O-Ton Prof. Gerald Spindler, Multimedia- und
Telekommunikationsrecht Universität Göttingen:
Das könnte zum Beispiel dahingehend geschehen, dass die
Bundesnetzagentur für die Verbraucher als Sammelkläger
eben tätig wird. Es könnten aber auch
Verbraucherschutzverbände sein und dabei gleichzeitig die
Schadensersatzforderungen entsprechend pauschalieren
und erhöhen, damit Anreize für die
Telekommunikationsunternehmen wirklich wirksam
entstehen, solche Sachen in Zukunft zu vermeiden.

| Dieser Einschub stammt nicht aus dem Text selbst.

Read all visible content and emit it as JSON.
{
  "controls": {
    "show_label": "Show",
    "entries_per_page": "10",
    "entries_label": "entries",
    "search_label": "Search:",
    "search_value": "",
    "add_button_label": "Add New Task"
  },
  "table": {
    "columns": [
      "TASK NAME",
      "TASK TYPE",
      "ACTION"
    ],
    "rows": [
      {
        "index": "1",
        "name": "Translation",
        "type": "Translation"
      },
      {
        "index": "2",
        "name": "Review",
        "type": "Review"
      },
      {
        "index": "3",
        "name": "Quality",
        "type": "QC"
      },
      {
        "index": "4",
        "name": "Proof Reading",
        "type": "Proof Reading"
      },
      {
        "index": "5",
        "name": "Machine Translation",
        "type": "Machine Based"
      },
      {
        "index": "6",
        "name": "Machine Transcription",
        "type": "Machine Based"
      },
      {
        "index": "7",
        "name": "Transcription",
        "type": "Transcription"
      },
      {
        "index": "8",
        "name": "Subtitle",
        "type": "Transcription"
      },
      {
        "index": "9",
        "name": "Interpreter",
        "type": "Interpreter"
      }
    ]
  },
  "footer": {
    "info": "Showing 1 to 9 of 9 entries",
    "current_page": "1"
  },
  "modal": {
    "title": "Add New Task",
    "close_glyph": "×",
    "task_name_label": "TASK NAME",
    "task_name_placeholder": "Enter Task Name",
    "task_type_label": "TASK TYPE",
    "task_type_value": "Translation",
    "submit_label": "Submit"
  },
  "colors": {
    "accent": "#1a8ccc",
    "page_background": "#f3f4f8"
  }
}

Doch auch hier mauert das Bundeswirtschaftsministerium. Ein
pauschalierter Schadensersatz sei „nicht zielführend“,
Zitat:
„Es muss berücksichtigt werden, dass sämtliche Teilnehmer
am Anbieterwechselprozess, also (…) auch der Kunde selbst,
zu Problemen beim Wechselprozess beitragen können.“
Verbraucherschützer widersprechen:
O-Ton Ralf Reichertz, Verbraucherzentrale Thüringen:
Das sowas geht, kennen wir aus anderen Rechtsgebieten zum Beispiel im Reiserecht. Hier haben wir die
Fluggastrechteverordnung, die ganz konkret regelt, wenn´s
zu großen Verspätungen oder zu Annullierungen beim Flug
gekommen ist, dass der Verbraucher gegenüber der Airline
pauschal seine Ansprüche geltend machen kann.
Die Politik redet oft von den Vorteilen des Wettbewerbs. Doch fair
ist der nur mit klaren Regeln für die Anbieter - und
durchsetzbaren Ansprüchen für die Verbraucher.